The Skoda Fabia and Hyundai i20 both have basic yet sturdy interior finishes, and the Fabia comes close to the i20 for the perceived quality of switches and design. Both also share good front head room, firm yet supportive seats and in and out adjustment for the steering wheel to help you find a comfortable driving position.
The Fabia is alone in providing height adjustment for the front passenger seat and it also has under-seat storage and the largest glovebox, but all three cars here have reasonable interior storage. With our chosen trim levels, none has a front armrest, although Skoda and Suzuki will fit one for £95 and £117 respectively.
There’s acres of leg room in the back of the Baleno and head room is reasonable; even a third rear seat passenger won’t feel too cramped. Lofty occupants may feel their knees pressing into the front seatbacks in the Fabia, although head room is good.
It’s the i20 that offers the best rear passenger space overall, though, with plenty of room for two people, and space for a skinny one in the middle.

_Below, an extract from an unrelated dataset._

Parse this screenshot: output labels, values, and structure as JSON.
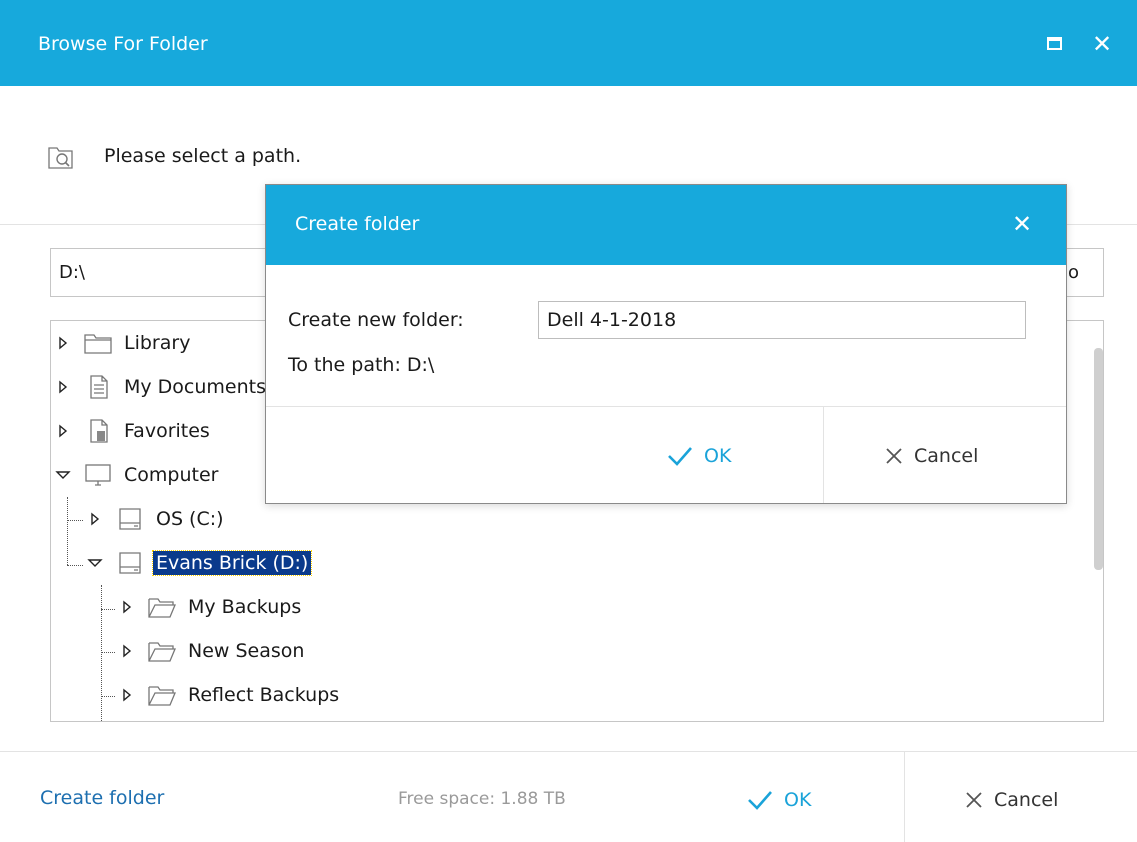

Electric rear windows are standard on the i20 in SE trim; they’re a £160 option on the Fabia SE and unavailable on the Baleno in SZ-T trim.
The rear seats split and fold 60/40 in all three cars. With their two-stage height-adjustable boot floors in the upper position, the boot floor and folded rear seatbacks in the i20 and Baleno sit flush, although the seats lie a bit flatter in the i20. The Fabia’s boot floor is fixed, however, and there’s a big step in the floor when the seats are folded.
The Baleno will handle the longest load by a good 11cm (and the tallest, too) but its high boot lip makes loading heavier items awkward and it lacks the luggage hooks that are standard on the other two cars. The Fabia wins for outright carrying capacity. Whether the rear seats are up or down, it has the best boot access and the deepest storage space beneath the parcel shelf.